The Television Academy held a star-studded gala Thursday night to unveil its redesigned North Hollywood campus and celebrate its 70th anniversary.
TV execs, stars and industry legends swarmed around the Academy’s new media center — named after Haim Saban and his wife, Cheryl — and then piled into the state-of-the-art Wolf Theatre — titled after Dick and Noelle Wolf — as TV Academy chairman and CEO Bruce Rosenblum broke the seal of its cutting-edge Dolby audio and visual systems with a highlight reel of memorable TV moments that drew applause and laughs from the audience.
“This is one of the most technologically advanced theaters in the world, and as a part of their sponsorship, Dolby will update the theater’s technology for the next 10 years, guaranteeing us the ultimate entertainment experience,” Rosenblum revealed.
The theater, which also boasts deep red, plush, comfortable seats, prompted Chelsea Handler to joke, “it’s almost as big as Ted Sarandos’ screening room.”
At the event, the big four broadcast networks were inducted into the TV Academy Hall of Fame, and presented with the “Cornerstone” award.

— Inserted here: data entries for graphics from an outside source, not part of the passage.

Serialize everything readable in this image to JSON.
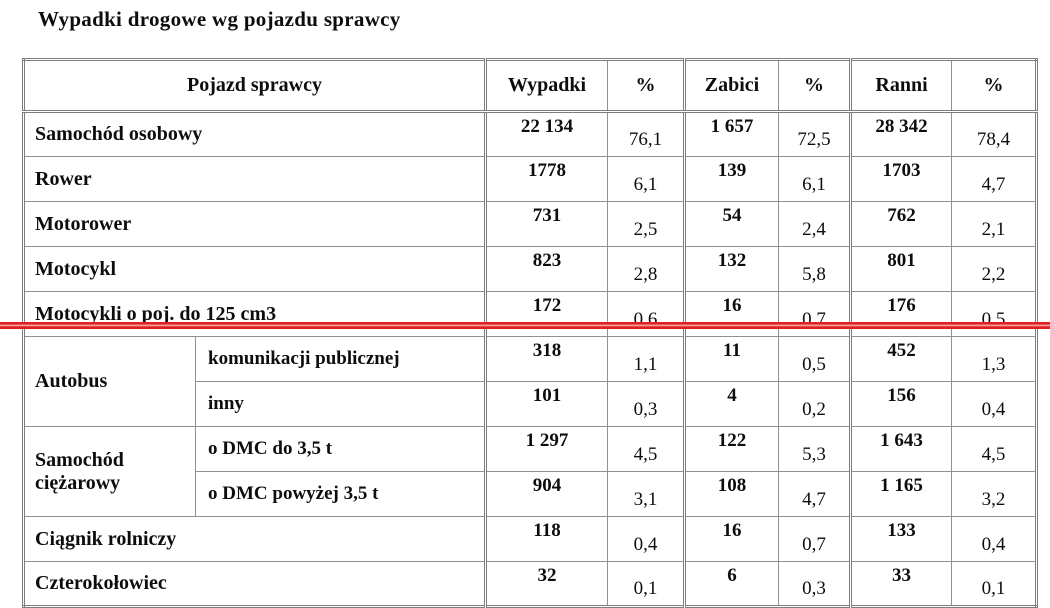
{
  "title": "Wypadki drogowe wg pojazdu sprawcy",
  "annotation": {
    "red_line_color": "#df2020"
  },
  "colors": {
    "border_gray": "#7d7d7d",
    "text": "#0d0d0d"
  },
  "table": {
    "header": {
      "vehicle": "Pojazd sprawcy",
      "accidents": "Wypadki",
      "pct1": "%",
      "killed": "Zabici",
      "pct2": "%",
      "injured": "Ranni",
      "pct3": "%"
    },
    "rows": [
      {
        "kind": "single",
        "label": "Samochód osobowy",
        "values": [
          "22 134",
          "76,1",
          "1 657",
          "72,5",
          "28 342",
          "78,4"
        ]
      },
      {
        "kind": "single",
        "label": "Rower",
        "values": [
          "1778",
          "6,1",
          "139",
          "6,1",
          "1703",
          "4,7"
        ]
      },
      {
        "kind": "single",
        "label": "Motorower",
        "values": [
          "731",
          "2,5",
          "54",
          "2,4",
          "762",
          "2,1"
        ]
      },
      {
        "kind": "single",
        "label": "Motocykl",
        "values": [
          "823",
          "2,8",
          "132",
          "5,8",
          "801",
          "2,2"
        ]
      },
      {
        "kind": "single",
        "label": "Motocykli o poj. do 125 cm3",
        "values": [
          "172",
          "0,6",
          "16",
          "0,7",
          "176",
          "0,5"
        ],
        "red_underline": true
      },
      {
        "kind": "group-first",
        "group": "Autobus",
        "label": "komunikacji publicznej",
        "values": [
          "318",
          "1,1",
          "11",
          "0,5",
          "452",
          "1,3"
        ]
      },
      {
        "kind": "group-second",
        "label": "inny",
        "values": [
          "101",
          "0,3",
          "4",
          "0,2",
          "156",
          "0,4"
        ]
      },
      {
        "kind": "group-first",
        "group": "Samochód ciężarowy",
        "label": "o DMC do 3,5 t",
        "values": [
          "1 297",
          "4,5",
          "122",
          "5,3",
          "1 643",
          "4,5"
        ]
      },
      {
        "kind": "group-second",
        "label": "o DMC powyżej 3,5 t",
        "values": [
          "904",
          "3,1",
          "108",
          "4,7",
          "1 165",
          "3,2"
        ]
      },
      {
        "kind": "single",
        "label": "Ciągnik rolniczy",
        "values": [
          "118",
          "0,4",
          "16",
          "0,7",
          "133",
          "0,4"
        ]
      },
      {
        "kind": "single",
        "label": "Czterokołowiec",
        "values": [
          "32",
          "0,1",
          "6",
          "0,3",
          "33",
          "0,1"
        ]
      }
    ]
  }
}
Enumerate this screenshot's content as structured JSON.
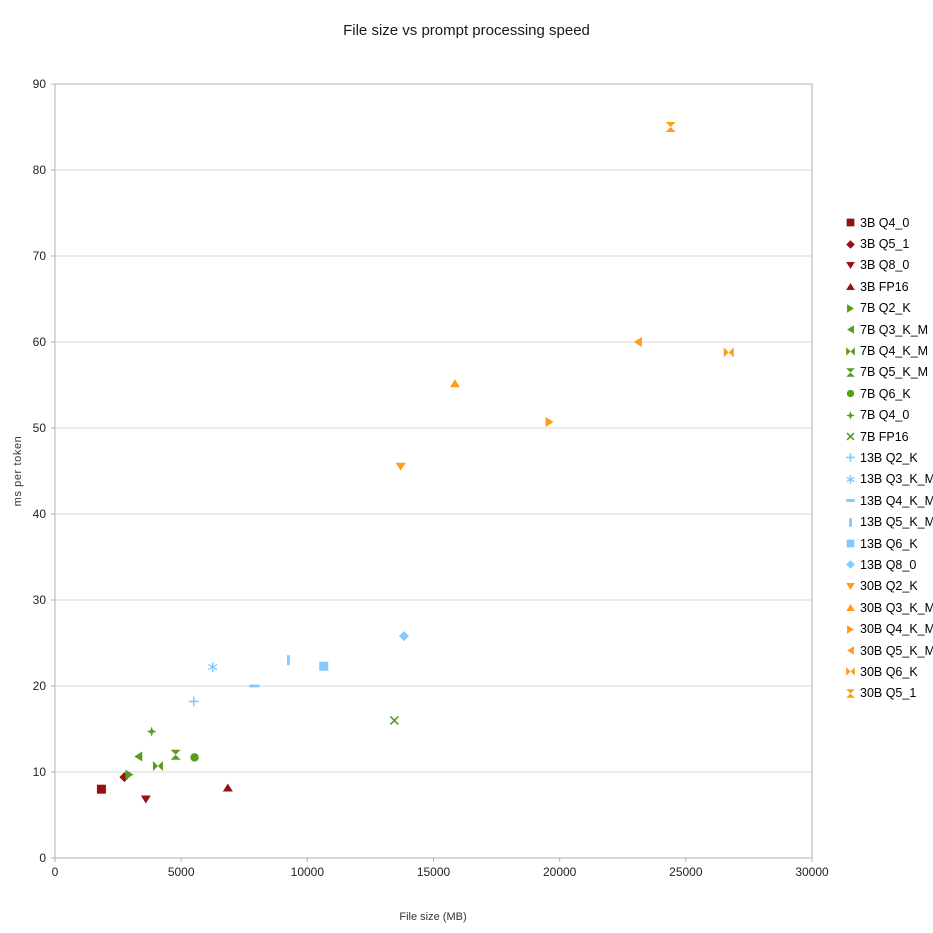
{
  "chart_data": {
    "type": "scatter",
    "title": "File size vs prompt processing speed",
    "xlabel": "File size (MB)",
    "ylabel": "ms per token",
    "xlim": [
      0,
      30000
    ],
    "ylim": [
      0,
      90
    ],
    "x_ticks": [
      0,
      5000,
      10000,
      15000,
      20000,
      25000,
      30000
    ],
    "y_ticks": [
      0,
      10,
      20,
      30,
      40,
      50,
      60,
      70,
      80,
      90
    ],
    "grid": "horizontal",
    "legend_position": "right",
    "colors": {
      "3B": "#951212",
      "7B": "#579D1C",
      "13B": "#83CAFF",
      "30B": "#FF9C1A"
    },
    "axis_color": "#b3b3b3",
    "grid_color": "#d9d9d9",
    "series": [
      {
        "name": "3B Q4_0",
        "group": "3B",
        "marker": "square",
        "color": "#951212",
        "x": 1840,
        "y": 8.0
      },
      {
        "name": "3B Q5_1",
        "group": "3B",
        "marker": "diamond",
        "color": "#951212",
        "x": 2750,
        "y": 9.4
      },
      {
        "name": "3B Q8_0",
        "group": "3B",
        "marker": "triangle-down",
        "color": "#951212",
        "x": 3600,
        "y": 6.8
      },
      {
        "name": "3B FP16",
        "group": "3B",
        "marker": "triangle-up",
        "color": "#951212",
        "x": 6850,
        "y": 8.2
      },
      {
        "name": "7B Q2_K",
        "group": "7B",
        "marker": "triangle-right",
        "color": "#579D1C",
        "x": 2950,
        "y": 9.7
      },
      {
        "name": "7B Q3_K_M",
        "group": "7B",
        "marker": "triangle-left",
        "color": "#579D1C",
        "x": 3300,
        "y": 11.8
      },
      {
        "name": "7B Q4_K_M",
        "group": "7B",
        "marker": "bowtie",
        "color": "#579D1C",
        "x": 4080,
        "y": 10.7
      },
      {
        "name": "7B Q5_K_M",
        "group": "7B",
        "marker": "hourglass",
        "color": "#579D1C",
        "x": 4780,
        "y": 12.0
      },
      {
        "name": "7B Q6_K",
        "group": "7B",
        "marker": "circle",
        "color": "#579D1C",
        "x": 5530,
        "y": 11.7
      },
      {
        "name": "7B Q4_0",
        "group": "7B",
        "marker": "star4",
        "color": "#579D1C",
        "x": 3830,
        "y": 14.7
      },
      {
        "name": "7B FP16",
        "group": "7B",
        "marker": "x",
        "color": "#579D1C",
        "x": 13450,
        "y": 16.0
      },
      {
        "name": "13B Q2_K",
        "group": "13B",
        "marker": "plus",
        "color": "#83CAFF",
        "x": 5500,
        "y": 18.2
      },
      {
        "name": "13B Q3_K_M",
        "group": "13B",
        "marker": "asterisk",
        "color": "#83CAFF",
        "x": 6250,
        "y": 22.2
      },
      {
        "name": "13B Q4_K_M",
        "group": "13B",
        "marker": "hbar",
        "color": "#83CAFF",
        "x": 7900,
        "y": 20.0
      },
      {
        "name": "13B Q5_K_M",
        "group": "13B",
        "marker": "vbar",
        "color": "#83CAFF",
        "x": 9250,
        "y": 23.0
      },
      {
        "name": "13B Q6_K",
        "group": "13B",
        "marker": "square",
        "color": "#83CAFF",
        "x": 10650,
        "y": 22.3
      },
      {
        "name": "13B Q8_0",
        "group": "13B",
        "marker": "diamond",
        "color": "#83CAFF",
        "x": 13830,
        "y": 25.8
      },
      {
        "name": "30B Q2_K",
        "group": "30B",
        "marker": "triangle-down",
        "color": "#FF9C1A",
        "x": 13700,
        "y": 45.5
      },
      {
        "name": "30B Q3_K_M",
        "group": "30B",
        "marker": "triangle-up",
        "color": "#FF9C1A",
        "x": 15850,
        "y": 55.2
      },
      {
        "name": "30B Q4_K_M",
        "group": "30B",
        "marker": "triangle-right",
        "color": "#FF9C1A",
        "x": 19600,
        "y": 50.7
      },
      {
        "name": "30B Q5_K_M",
        "group": "30B",
        "marker": "triangle-left",
        "color": "#FF9C1A",
        "x": 23100,
        "y": 60.0
      },
      {
        "name": "30B Q6_K",
        "group": "30B",
        "marker": "bowtie",
        "color": "#FF9C1A",
        "x": 26700,
        "y": 58.8
      },
      {
        "name": "30B Q5_1",
        "group": "30B",
        "marker": "hourglass",
        "color": "#FF9C1A",
        "x": 24400,
        "y": 85.0
      }
    ]
  }
}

Tim Allen presented to Disney/ABC Television Group president Ben Sherwood; Allison Janney introduced former CBS Entertainment chair Nina Tassler; Ted Danson gave NBC Entertainment chairmen Robert Greenblatt its award; and Lea Michele awarded Chairman and CEO of Fox Networks Group Peter Rice.
“What’s amazing isn’t just that an entire industry was built on the shoulders of the men and women who worked at the Big Four, what’s amazing is their ongoing vibrancy and impact today — even in a world with over 100 networks and on-demand platforms,” WME TV chief Rick Rosen said before inducting the networks.
The evening ended with a “class photo,” which gathered 70 stars across the history of television to commemorate the academy’s anniversary. Among the talent: Florence Henderson, Garry Marshall, Bob Newhart, Phylicia Rashad, Lily Tomlin, Suzanne Somers, Felicity Huffman, Fred Savage, Rami Malek, Marsai Martin, Benito Martinez, Louis Gossett Jr. — and Lassie (the 10th generation), who barked down 3-2-1 for the photo.
Rosenblum announced that the Academy has hit $30 million of its $40 million goal for its “New Destination” capital campaign, thanks in part to four major media companies, which joined as founding partners for the launch: The Walt Disney Company, 20th Century Fox, TimeWarner, and Netflix.
Netflix chief content officer Ted Sarandos told Variety that the celebration marks a defining moment to not only look back at the history of the medium, but also its crossover success in a new era of technology. “It’s hard to imagine, but a couple of years ago we weren’t in the mix, and here we are producing and distributing shows in a wildly different way, in all practical purposes, didn’t even exist in the gleam of an eye 70 years ago,” said Sarandos.